Quando, aos 25 anos, me internei no Centro de Recuperação de Doenças Graves Metamorfose Real, porque a minha vida se encontrava completamente desgovernada em todas as áreas, achei que isso era o fim. Não via saída, nenhuma luz, e achei que tudo pelo que tinha passado me havia levado ao meu fim…

Agora sei que tudo pelo que passei me trouxe ao inicio – o inicio de uma nova vida!

Ainda assim, sabendo disto, quantas vezes não me apanho a julgar as situações do dia-a-dia??

Existe muito mais do que possamos ver, tocar e imaginar. Existe uma ordem Universal que nos garante com tudo o que precisamos. O Universo é sempre justo. Sempre!

Fomos ensinados a lutar contra a vida, e não a dançar com ela. Por isso chegamos ao fim do dia exaustos, de tanto remar contra a maré. Queremos que tudo aconteça á nossa maneira, até os outros queremos moldar à nossa medida, para depois descobrirmos que tudo perdeu a piada, pois deixou de ter o seu fluxo natural…
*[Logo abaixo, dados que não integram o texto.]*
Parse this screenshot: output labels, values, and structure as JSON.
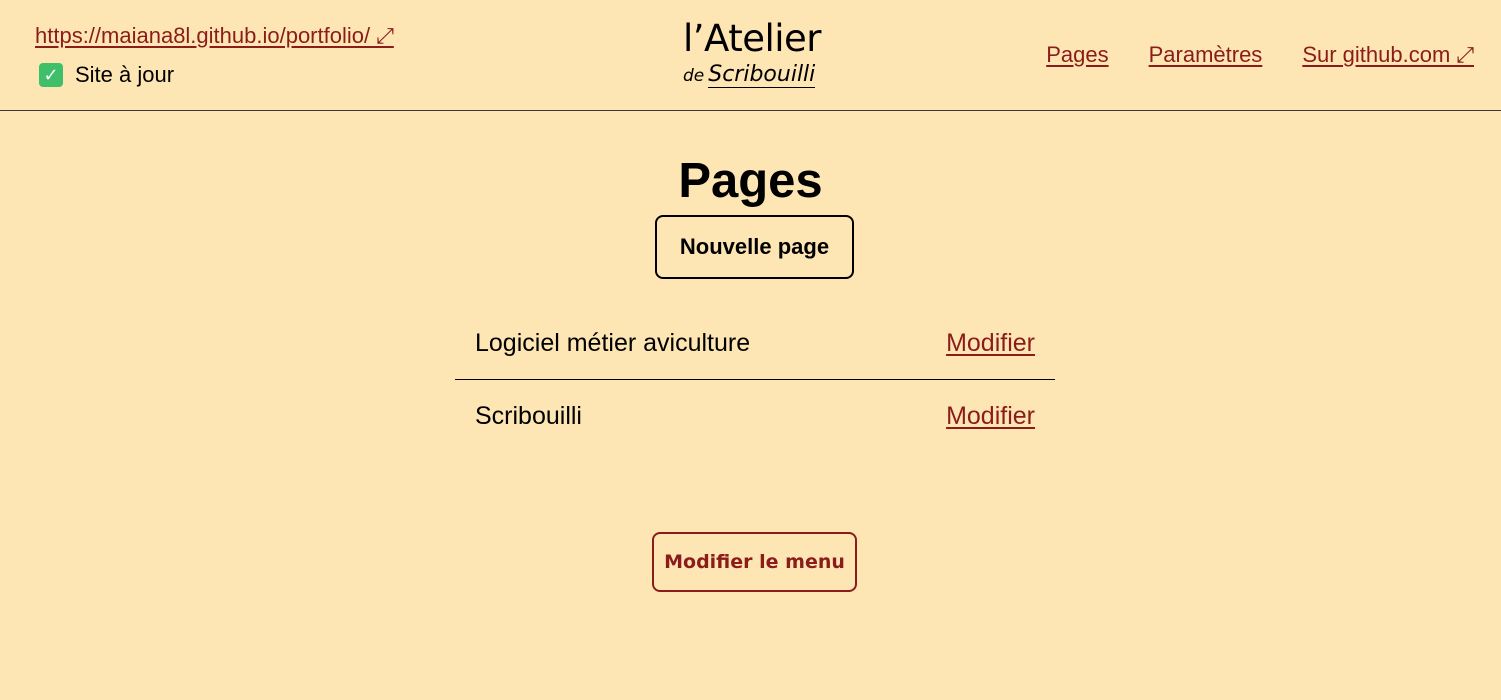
{
  "header": {
    "site_url": "https://maiana8l.github.io/portfolio/ ⤢",
    "status_text": "Site à jour",
    "status_icon": "check-icon",
    "logo": {
      "main": "l’Atelier",
      "sub_prefix": "de",
      "sub_name": "Scribouilli"
    },
    "nav": {
      "pages": "Pages",
      "settings": "Paramètres",
      "github": "Sur github.com ⤢"
    }
  },
  "main": {
    "title": "Pages",
    "new_page_label": "Nouvelle page",
    "pages": [
      {
        "name": "Logiciel métier aviculture",
        "edit_label": "Modifier"
      },
      {
        "name": "Scribouilli",
        "edit_label": "Modifier"
      }
    ],
    "edit_menu_label": "Modifier le menu"
  },
  "colors": {
    "background": "#fde6b3",
    "link": "#8b1c1c",
    "status_check": "#3fbf6a"
  }
}
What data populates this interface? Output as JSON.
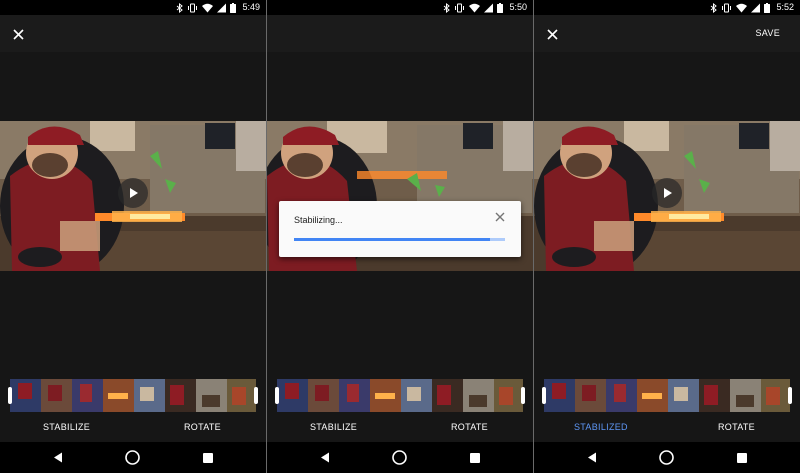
{
  "panels": [
    {
      "status": {
        "time": "5:49"
      },
      "toolbar": {
        "save_label": ""
      },
      "actions": {
        "stabilize_label": "STABILIZE",
        "rotate_label": "ROTATE"
      }
    },
    {
      "status": {
        "time": "5:50"
      },
      "toolbar": {
        "save_label": ""
      },
      "actions": {
        "stabilize_label": "STABILIZE",
        "rotate_label": "ROTATE"
      },
      "dialog": {
        "title": "Stabilizing...",
        "progress_fraction": 0.93
      }
    },
    {
      "status": {
        "time": "5:52"
      },
      "toolbar": {
        "save_label": "SAVE"
      },
      "actions": {
        "stabilize_label": "STABILIZED",
        "rotate_label": "ROTATE"
      }
    }
  ],
  "icons": {
    "close": "close-icon",
    "play": "play-icon",
    "nav_back": "back-triangle-icon",
    "nav_home": "home-circle-icon",
    "nav_recent": "recent-apps-square-icon",
    "status": [
      "bluetooth-icon",
      "vibrate-icon",
      "wifi-icon",
      "cell-signal-icon",
      "battery-icon"
    ]
  },
  "colors": {
    "accent": "#5e97f6",
    "progress": "#4285f4",
    "background": "#161616"
  }
}
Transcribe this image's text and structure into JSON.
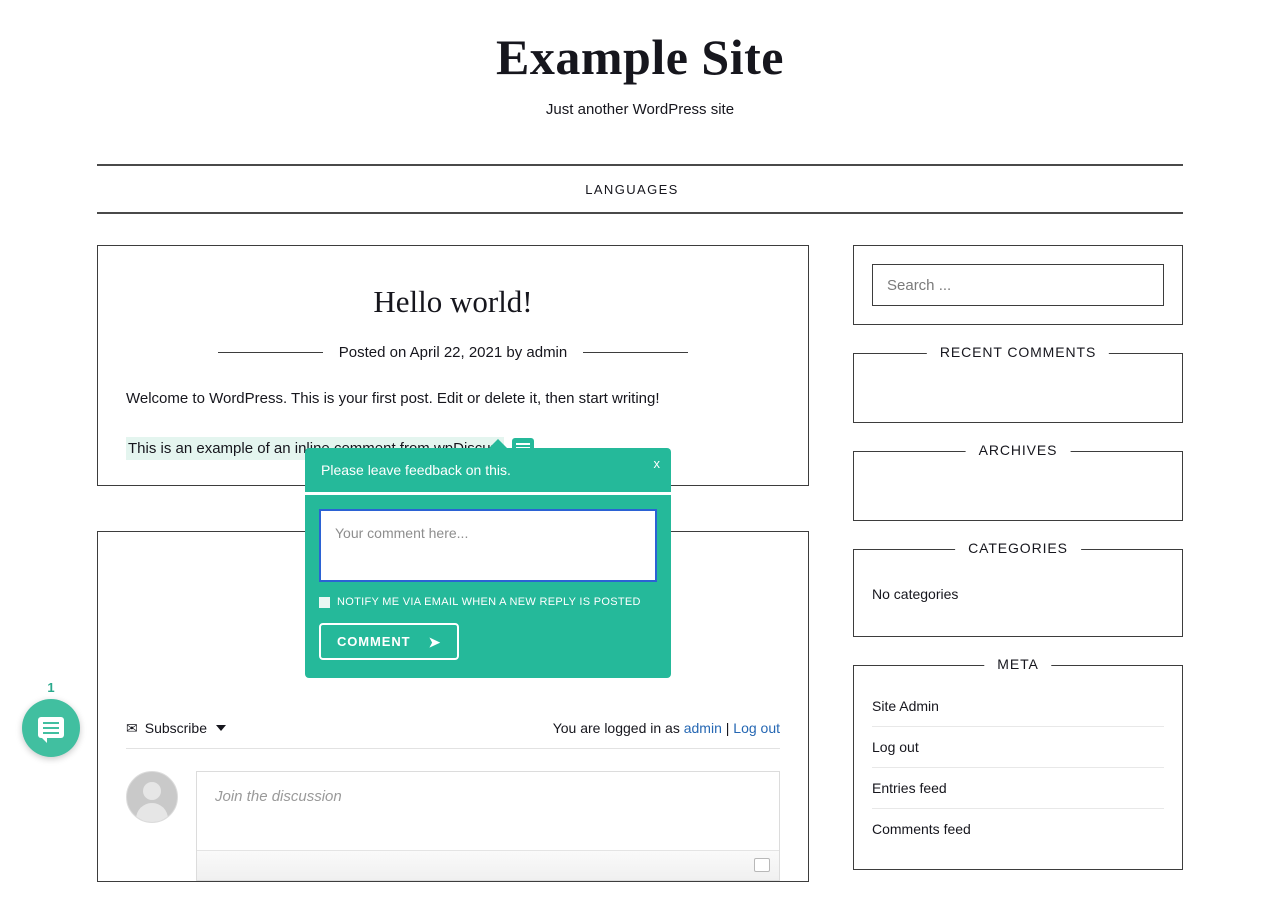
{
  "site": {
    "title": "Example Site",
    "description": "Just another WordPress site"
  },
  "nav": {
    "items": [
      {
        "label": "LANGUAGES"
      }
    ]
  },
  "post": {
    "title": "Hello world!",
    "meta": "Posted on April 22, 2021 by admin",
    "paragraph1": "Welcome to WordPress. This is your first post. Edit or delete it, then start writing!",
    "paragraph2_highlighted": "This is an example of an inline comment from wpDiscuz.",
    "inline_comment_icon": "comment-bubble-icon"
  },
  "inline_popup": {
    "heading": "Please leave feedback on this.",
    "close_label": "x",
    "textarea_placeholder": "Your comment here...",
    "textarea_value": "",
    "notify_label": "NOTIFY ME VIA EMAIL WHEN A NEW REPLY IS POSTED",
    "notify_checked": false,
    "submit_label": "COMMENT",
    "submit_icon": "send-arrow-icon",
    "accent_color": "#25b99a",
    "focus_border_color": "#2b62d4"
  },
  "subscribe_bar": {
    "subscribe_label": "Subscribe",
    "envelope_icon": "envelope-icon",
    "caret_icon": "chevron-down-icon",
    "logged_in_prefix": "You are logged in as ",
    "user": "admin",
    "separator": " | ",
    "logout_label": "Log out"
  },
  "comment_editor": {
    "avatar_icon": "user-avatar-icon",
    "placeholder": "Join the discussion",
    "value": ""
  },
  "sidebar": {
    "search": {
      "placeholder": "Search ...",
      "value": ""
    },
    "widgets": [
      {
        "title": "RECENT COMMENTS",
        "empty": true,
        "items": []
      },
      {
        "title": "ARCHIVES",
        "empty": true,
        "items": []
      },
      {
        "title": "CATEGORIES",
        "empty": false,
        "empty_text": "No categories",
        "items": []
      }
    ],
    "meta": {
      "title": "META",
      "items": [
        {
          "label": "Site Admin"
        },
        {
          "label": "Log out"
        },
        {
          "label": "Entries feed"
        },
        {
          "label": "Comments feed"
        }
      ]
    }
  },
  "floating_bubble": {
    "badge": "1",
    "icon": "comment-bubble-icon",
    "color": "#41bfa0"
  }
}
A vida é cheia de imprevistos? Não. A vida é um fluxo constante, que nos empurra para a frente e para cima, mas nós teimamos na estabilidade, e fazemos como a cabra, numa passagem que um amigo me contou, que eu passo a descrever: a noite se avizinhava e os dois irmãos começaram a juntar as cabras para as trazer de volta para casa. Uma delas, teimosa, sentou-se e não queria caminhar. Então cada um pegou num corno e ainda sentada a arrastaram, enquanto ela resistia. Já quase perto de casa descobriram que a cabra já vinha com as tripas de fora.

Nós também somos assim…. Até quando? Será que precisamos sofrer mais?

CONFIAR NA VIDA – essa é a chave que abre todas as portas.